Mais le silence n'est pas que ce qu'il révèle de dur. Il offre aussi ce qu'on ne peut pas avoir autrement.

**Une rencontre avec soi-même**. Sans bruit pour s'occuper de notre attention, on rencontre enfin la personne qu'on est. Parfois inconfortable, souvent surprenant.

**Une régulation profonde**. Le système nerveux, surchargé en permanence, se recalibre seulement dans le silence. Pas dans le « relaxant » d'une musique douce — dans le vrai silence.

**Une intuition retrouvée**. Les intuitions se logent dans les creux. Elles n'arrivent pas pendant qu'on consomme — elles arrivent quand on laisse de l'espace.

**Une qualité de présence aux autres**. Quelqu'un qui a fait la paix avec le silence devient quelqu'un qui peut écouter sans se précipiter de parler.

## Comment commencer

Si le silence vous effraie, ne commencez pas par trente minutes de méditation. Commencez par cinq minutes par jour sans aucune stimulation : pas d'écran, pas de musique, pas de livre. Juste être assis(e), ou allongé(e), ou marcher tranquillement.
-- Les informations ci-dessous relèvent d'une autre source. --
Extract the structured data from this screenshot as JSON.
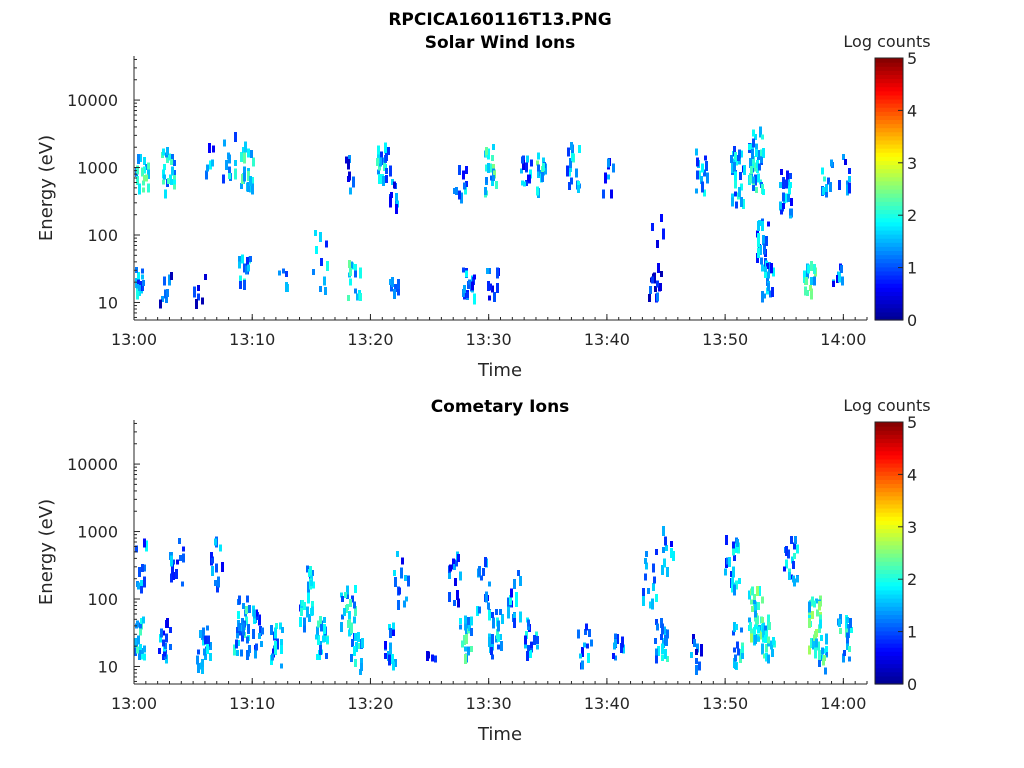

Les premières fois sont inconfortables. C'est normal. C'est le signe que quelque chose se présente. Ne fuyez pas — restez avec ce qui se présente, même si ça serre un peu.

## Le silence comme luxe

Dans une époque qui méprise le silence, choisir d'y revenir devient un acte presque révolutionnaire. C'est se redonner un lieu où être soi sans avoir à performer. C'est récupérer une intimité avec soi-même qui se perd à force d'être interrompue.

Le silence n'est pas l'absence de vie. C'est l'espace où la vie peut enfin s'entendre.